Experimental Results

Quantitative Evaluation

The method is evaluated on the TAP-Vid DAVIS and Kinetics splits using several recent video diffusion models (Wan2.1, Wan2.2, CogVideoX). Key findings include:

Zero-Shot Superiority: The proposed approach achieves an AJ score of 42.21 on TAP-Vid DAVIS, outperforming all other zero-shot baselines and even surpassing some self-supervised methods.
Occlusion Robustness: Occlusion accuracy (OA) is competitive with supervised trackers, indicating strong object permanence capabilities.
Model Scaling: Larger and higher-fidelity video diffusion models (Wan2.1-14B, Wan2.2-14B) yield improved tracking performance.
Resolution Impact: Upscaling input videos enhances tracking accuracy, with higher-resolution inputs better aligning with the model's training distribution.

Figure 4: Ablation results showing the impact of each pipeline stage and the effect of denoising strength and search radius on tracking performance.

Qualitative Analysis

Generated videos demonstrate consistent propagation of the marker, with successful recovery after long occlusions and robust tracking across diverse scenes. Failure cases are primarily attributed to out-of-distribution inputs, ambiguous object boundaries, or insufficient texture.

Figure 5: Point propagation examples showing the marker's trajectory through occlusions and complex motion.

Figure 6: Tracking results visualized as the marker and its trajectory over time, including occlusion handling.

Figure 7: Generation failures such as stationary points, symmetry confusion, and marker disappearance.

Figure 8: Qualitative results on TAP-Vid Kubric, highlighting both successful and failed point propagation in synthetic scenes.

Implementation Details

Computational Requirements: Generating a 50-frame video for a single query point requires 7–30 minutes on A40/L40S GPUs, depending on model size.
Hyperparameters: Optimal performance is achieved with a denoising strength of 0.5, a search radius of 2 pixels, and a guidance weight $\lambda = 8$ .
Color Detection: HSV color space is preferred for marker detection; LAB yields slightly lower accuracy.
Pipeline Efficiency: The method is not optimized for speed but could be distilled into a more efficient model or extended to track multiple points simultaneously.

Limitations

Per-Point Generation: Each tracked point requires a separate video generation, limiting scalability.
Failure Modes: The model may fail to interpret the marker as attached to the object, especially in synthetic or low-texture scenes.
Generalization: Performance drops on synthetic datasets (e.g., Kubric) due to domain mismatch with training data.

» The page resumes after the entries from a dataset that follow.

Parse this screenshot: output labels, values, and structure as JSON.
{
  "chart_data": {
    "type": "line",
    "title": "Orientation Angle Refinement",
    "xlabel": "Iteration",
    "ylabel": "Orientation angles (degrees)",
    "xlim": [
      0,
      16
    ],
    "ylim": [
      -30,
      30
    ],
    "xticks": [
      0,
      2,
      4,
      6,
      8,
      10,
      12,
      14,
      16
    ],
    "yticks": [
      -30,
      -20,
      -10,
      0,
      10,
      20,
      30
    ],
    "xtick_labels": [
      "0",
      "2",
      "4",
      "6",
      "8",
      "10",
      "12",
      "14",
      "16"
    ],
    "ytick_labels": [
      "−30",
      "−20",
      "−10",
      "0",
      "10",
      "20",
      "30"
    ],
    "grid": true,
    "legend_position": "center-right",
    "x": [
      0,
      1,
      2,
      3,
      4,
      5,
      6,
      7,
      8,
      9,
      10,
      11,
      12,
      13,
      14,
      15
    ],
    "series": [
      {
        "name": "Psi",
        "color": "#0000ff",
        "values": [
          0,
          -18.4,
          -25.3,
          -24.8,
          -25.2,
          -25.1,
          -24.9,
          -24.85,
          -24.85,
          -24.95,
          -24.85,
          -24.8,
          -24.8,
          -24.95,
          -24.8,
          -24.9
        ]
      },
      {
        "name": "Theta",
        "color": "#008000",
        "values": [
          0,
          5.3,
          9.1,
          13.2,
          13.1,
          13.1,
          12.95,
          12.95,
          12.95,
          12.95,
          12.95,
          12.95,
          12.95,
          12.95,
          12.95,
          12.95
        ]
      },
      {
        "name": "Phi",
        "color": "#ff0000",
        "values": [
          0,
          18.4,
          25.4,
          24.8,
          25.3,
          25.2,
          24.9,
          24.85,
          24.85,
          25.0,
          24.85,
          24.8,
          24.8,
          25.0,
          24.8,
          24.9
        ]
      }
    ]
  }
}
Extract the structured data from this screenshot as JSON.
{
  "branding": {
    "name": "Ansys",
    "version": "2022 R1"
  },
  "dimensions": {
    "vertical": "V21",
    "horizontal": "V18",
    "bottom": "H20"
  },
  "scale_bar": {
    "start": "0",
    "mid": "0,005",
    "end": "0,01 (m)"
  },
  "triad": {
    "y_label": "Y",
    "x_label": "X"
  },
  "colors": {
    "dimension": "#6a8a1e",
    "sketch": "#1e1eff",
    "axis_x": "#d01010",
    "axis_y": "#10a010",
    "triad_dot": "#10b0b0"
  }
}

Implications and Future Directions

This work demonstrates that pretrained video diffusion models possess emergent tracking capabilities that can be elicited via visual prompting. The approach unifies generative modeling and motion analysis, suggesting that generative models can serve as a source of pretraining for tracking tasks. Future research may explore:

Efficient Distillation: Compressing the tracking behavior into lightweight models for real-time applications.
Multi-Point Tracking: Extending the method to simultaneously track multiple points.
Generalization: Improving robustness to synthetic and out-of-distribution videos.
Prompting Schemes: Developing more sophisticated visual prompts for other video understanding tasks.

Conclusion

The paper establishes that video diffusion models, when prompted with simple visual cues, can perform zero-shot point tracking with competitive accuracy. The method leverages counterfactual modeling and negative prompting to maintain marker visibility, and achieves strong results on standard benchmarks. This approach opens new avenues for adapting generative models to video analysis tasks and highlights the potential for further integration of generation and tracking in computer vision.